Peneliti dan masyarakat perlu memantau kinerja Dewan Pengarah BRIN
Jakarta (ANTARA) - Anggota Komisi VII DPR RI Mulyanto menyoroti kewenangan Dewan Pengarah Badan Riset dan Inovasi Nasional (BRIN) layaknya menteri atau pejabat yang dapat mengeksekusi kebijakan.

"Lazimnya dewan pengarah hanya berwenang memberi arahan, pandangan, dan rekomendasi terhadap kebijakan dan program yang akan dilaksanakan suatu lembaga. Tidak sampai berwenang memberi persetujuan atau melaksanakan tugas tertentu," kata Mulyanto dalam keterangan tertulis, di Jakarta, Senin.

Mulyanto menyatakan dalam beberapa hal kewenangan, Ketua Dewan Pengarah BRIN melebihi otoritas menteri. Dia mencontohkan, ketua dewan pengarah memiliki staf khusus sebanyak empat orang.

Selain itu, ketua dewan pengarah ini juga masuk pada wilayah “executing”, bukan sekadar memberikan arahan. Misalnya kewenangan memberikan persetujuan atas suatu kebijakan, bahkan dapat membentuk satuan tugas khusus (satgasus) untuk menyelesaikan berbagai permasalahan di lapangan dalam rangka mengefektifkan pelaksanaan tugas dan fungsi yang dilaksanakan oleh Kepala BRIN.

Mantan Sesmenristek era Presiden Susilo Bambang Yudhoyono (SBY) ini menyebut kewenangan yang diberikan Presiden kepada Ketua Dewan Pengarah BRIN rawan politisasi lembaga ilmiah. Apalagi bila melihat besaran anggaran yang akan dikelola.

Menurut Mulyanto, berdasarkan data Kemenristek Dikti, dana iptek yang tersebar di berbagai kementerian dan lembaga pada tahun 2018, 2019, dan 2020 masing-masing sebesar Rp33 triliun, Rp35 triliun, dan Rp36 triliun.
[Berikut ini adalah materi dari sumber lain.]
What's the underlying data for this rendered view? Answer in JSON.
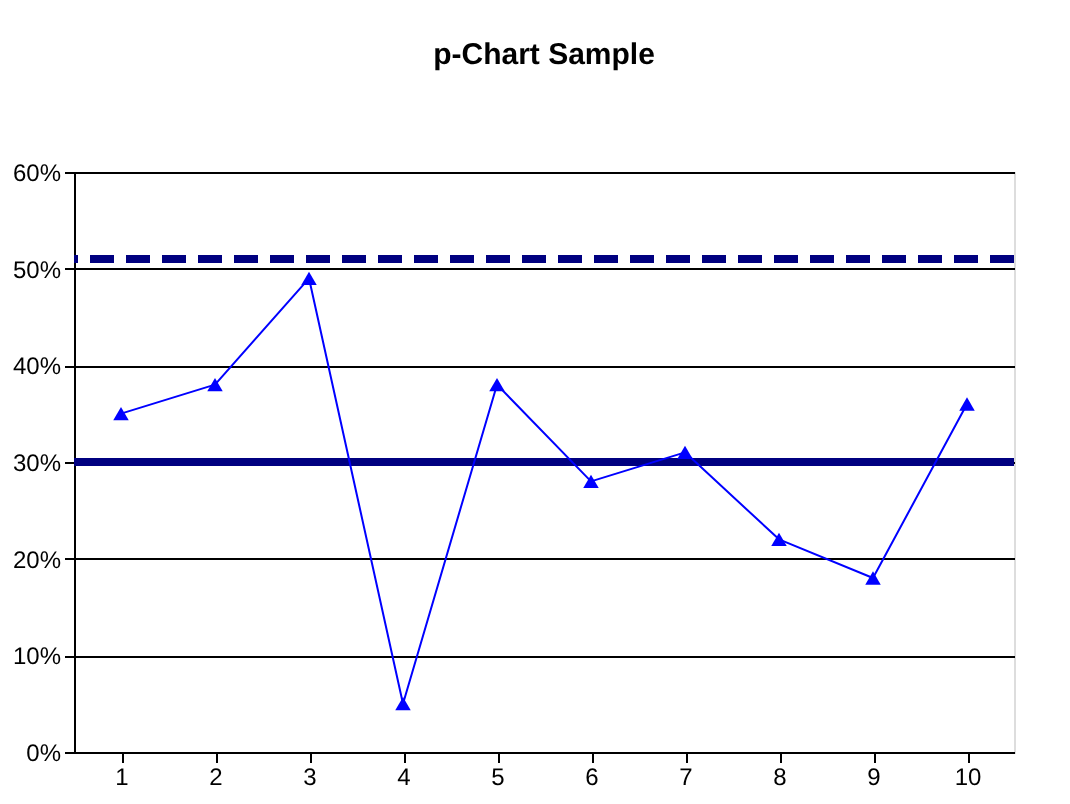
{
  "chart_data": {
    "type": "line",
    "title": "p-Chart Sample",
    "categories": [
      "1",
      "2",
      "3",
      "4",
      "5",
      "6",
      "7",
      "8",
      "9",
      "10"
    ],
    "series": [
      {
        "color": "#0000ff",
        "values": [
          35,
          38,
          49,
          5,
          38,
          28,
          31,
          22,
          18,
          36
        ]
      }
    ],
    "ylim": [
      0,
      60
    ],
    "yticks": [
      {
        "value": 0,
        "label": "0%"
      },
      {
        "value": 10,
        "label": "10%"
      },
      {
        "value": 20,
        "label": "20%"
      },
      {
        "value": 30,
        "label": "30%"
      },
      {
        "value": 40,
        "label": "40%"
      },
      {
        "value": 50,
        "label": "50%"
      },
      {
        "value": 60,
        "label": "60%"
      }
    ],
    "ref_lines": [
      {
        "axis": "y",
        "value": 51,
        "color": "#000080",
        "line_style": "dashed"
      },
      {
        "axis": "y",
        "value": 30,
        "color": "#000080",
        "line_style": "solid"
      }
    ],
    "grid": "y",
    "marker": "triangle",
    "line_style": "solid"
  }
}
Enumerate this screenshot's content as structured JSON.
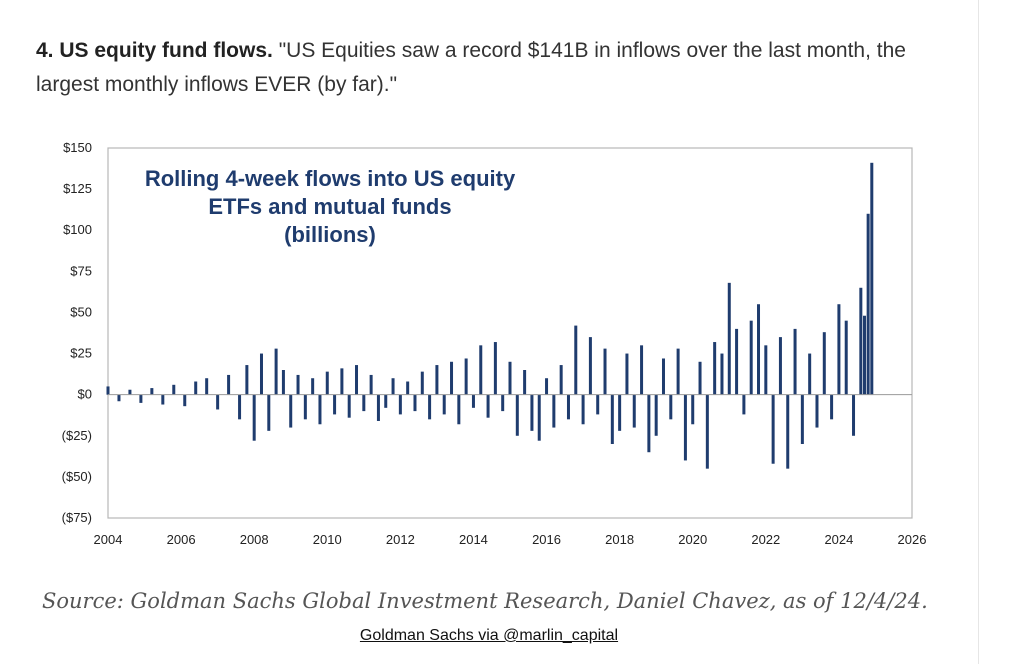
{
  "heading": {
    "lead": "4. US equity fund flows.",
    "quote": " \"US Equities saw a record $141B in inflows over the last month, the largest monthly inflows EVER (by far).\""
  },
  "source": "Source: Goldman Sachs Global Investment Research, Daniel Chavez,  as of 12/4/24.",
  "credit": "Goldman Sachs via @marlin_capital",
  "chart_data": {
    "type": "bar",
    "title_lines": [
      "Rolling 4-week flows into US equity",
      "ETFs and mutual funds",
      "(billions)"
    ],
    "xlabel": "",
    "ylabel": "",
    "xlim": [
      2004,
      2026
    ],
    "ylim": [
      -75,
      150
    ],
    "x_ticks": [
      "2004",
      "2006",
      "2008",
      "2010",
      "2012",
      "2014",
      "2016",
      "2018",
      "2020",
      "2022",
      "2024",
      "2026"
    ],
    "y_ticks": [
      {
        "value": 150,
        "label": "$150"
      },
      {
        "value": 125,
        "label": "$125"
      },
      {
        "value": 100,
        "label": "$100"
      },
      {
        "value": 75,
        "label": "$75"
      },
      {
        "value": 50,
        "label": "$50"
      },
      {
        "value": 25,
        "label": "$25"
      },
      {
        "value": 0,
        "label": "$0"
      },
      {
        "value": -25,
        "label": "($25)"
      },
      {
        "value": -50,
        "label": "($50)"
      },
      {
        "value": -75,
        "label": "($75)"
      }
    ],
    "bar_color": "#1f3c6e",
    "series": [
      {
        "x": [
          2004.0,
          2004.3,
          2004.6,
          2004.9,
          2005.2,
          2005.5,
          2005.8,
          2006.1,
          2006.4,
          2006.7,
          2007.0,
          2007.3,
          2007.6,
          2007.8,
          2008.0,
          2008.2,
          2008.4,
          2008.6,
          2008.8,
          2009.0,
          2009.2,
          2009.4,
          2009.6,
          2009.8,
          2010.0,
          2010.2,
          2010.4,
          2010.6,
          2010.8,
          2011.0,
          2011.2,
          2011.4,
          2011.6,
          2011.8,
          2012.0,
          2012.2,
          2012.4,
          2012.6,
          2012.8,
          2013.0,
          2013.2,
          2013.4,
          2013.6,
          2013.8,
          2014.0,
          2014.2,
          2014.4,
          2014.6,
          2014.8,
          2015.0,
          2015.2,
          2015.4,
          2015.6,
          2015.8,
          2016.0,
          2016.2,
          2016.4,
          2016.6,
          2016.8,
          2017.0,
          2017.2,
          2017.4,
          2017.6,
          2017.8,
          2018.0,
          2018.2,
          2018.4,
          2018.6,
          2018.8,
          2019.0,
          2019.2,
          2019.4,
          2019.6,
          2019.8,
          2020.0,
          2020.2,
          2020.4,
          2020.6,
          2020.8,
          2021.0,
          2021.2,
          2021.4,
          2021.6,
          2021.8,
          2022.0,
          2022.2,
          2022.4,
          2022.6,
          2022.8,
          2023.0,
          2023.2,
          2023.4,
          2023.6,
          2023.8,
          2024.0,
          2024.2,
          2024.4,
          2024.6,
          2024.7,
          2024.8,
          2024.9
        ],
        "values": [
          5,
          -4,
          3,
          -5,
          4,
          -6,
          6,
          -7,
          8,
          10,
          -9,
          12,
          -15,
          18,
          -28,
          25,
          -22,
          28,
          15,
          -20,
          12,
          -15,
          10,
          -18,
          14,
          -12,
          16,
          -14,
          18,
          -10,
          12,
          -16,
          -8,
          10,
          -12,
          8,
          -10,
          14,
          -15,
          18,
          -12,
          20,
          -18,
          22,
          -8,
          30,
          -14,
          32,
          -10,
          20,
          -25,
          15,
          -22,
          -28,
          10,
          -20,
          18,
          -15,
          42,
          -18,
          35,
          -12,
          28,
          -30,
          -22,
          25,
          -20,
          30,
          -35,
          -25,
          22,
          -15,
          28,
          -40,
          -18,
          20,
          -45,
          32,
          25,
          68,
          40,
          -12,
          45,
          55,
          30,
          -42,
          35,
          -45,
          40,
          -30,
          25,
          -20,
          38,
          -15,
          55,
          45,
          -25,
          65,
          48,
          110,
          141
        ]
      }
    ]
  }
}
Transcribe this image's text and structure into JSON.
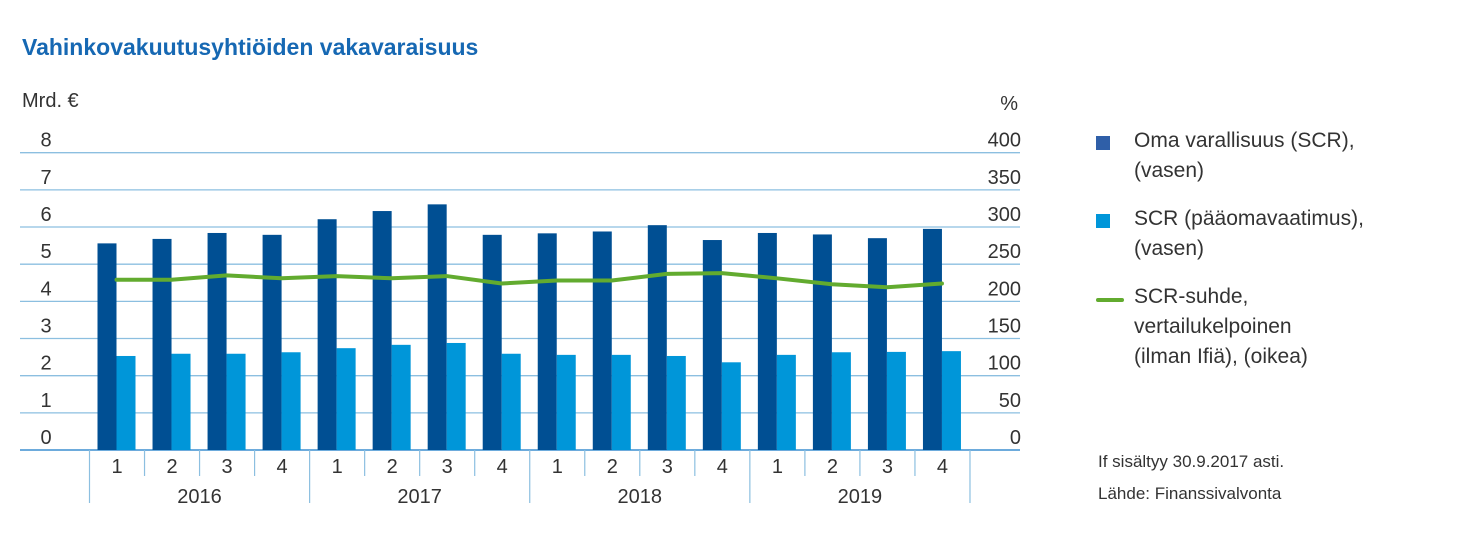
{
  "chart_data": {
    "type": "bar",
    "title": "Vahinkovakuutusyhtiöiden vakavaraisuus",
    "ylabel_left": "Mrd. €",
    "ylabel_right": "%",
    "ylim_left": [
      0,
      8
    ],
    "ylim_right": [
      0,
      400
    ],
    "yticks_left": [
      "0",
      "1",
      "2",
      "3",
      "4",
      "5",
      "6",
      "7",
      "8"
    ],
    "yticks_right": [
      "0",
      "50",
      "100",
      "150",
      "200",
      "250",
      "300",
      "350",
      "400"
    ],
    "grid": true,
    "legend_position": "right",
    "categories": [
      "1",
      "2",
      "3",
      "4",
      "1",
      "2",
      "3",
      "4",
      "1",
      "2",
      "3",
      "4",
      "1",
      "2",
      "3",
      "4"
    ],
    "years": [
      "2016",
      "2017",
      "2018",
      "2019"
    ],
    "series": [
      {
        "name": "Oma varallisuus (SCR), (vasen)",
        "type": "bar",
        "axis": "left",
        "color": "#004f93",
        "values": [
          5.56,
          5.68,
          5.84,
          5.79,
          6.21,
          6.43,
          6.61,
          5.79,
          5.83,
          5.88,
          6.05,
          5.65,
          5.84,
          5.8,
          5.7,
          5.95
        ]
      },
      {
        "name": "SCR (pääomavaatimus), (vasen)",
        "type": "bar",
        "axis": "left",
        "color": "#0096d9",
        "values": [
          2.53,
          2.59,
          2.59,
          2.63,
          2.74,
          2.83,
          2.88,
          2.59,
          2.56,
          2.56,
          2.53,
          2.36,
          2.56,
          2.63,
          2.64,
          2.66
        ]
      },
      {
        "name": "SCR-suhde, vertailukelpoinen (ilman Ifiä), (oikea)",
        "type": "line",
        "axis": "right",
        "color": "#62ab2f",
        "values": [
          229,
          229,
          235,
          231,
          234,
          231,
          234,
          224,
          228,
          228,
          237,
          238,
          231,
          223,
          219,
          224
        ]
      }
    ],
    "legend_lines": [
      [
        "Oma varallisuus (SCR),",
        "(vasen)"
      ],
      [
        "SCR (pääomavaatimus),",
        "(vasen)"
      ],
      [
        "SCR-suhde,",
        "vertailukelpoinen",
        "(ilman Ifiä), (oikea)"
      ]
    ],
    "notes": [
      "If sisältyy 30.9.2017 asti.",
      "Lähde: Finanssivalvonta"
    ]
  }
}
"Jumlah yang cukup besar. Peneliti dan masyarakat perlu memantau kinerja Dewan Pengarah BRIN. Jangan sampai kekhawatiran masyarakat atas politisasi riset menuju tahun 2024 terbukti," kata Mulyanto menegaskan.

Mulyanto menyatakan di tengah pandemi COVID-19 yang belum usai, pembubaran Kemenristek, BPPT, BATAN, LAPAN dan LIPI serta peleburan seluruh lemlitbang kementerian teknis ke dalam BRIN adalah langkah yang tidak tepat.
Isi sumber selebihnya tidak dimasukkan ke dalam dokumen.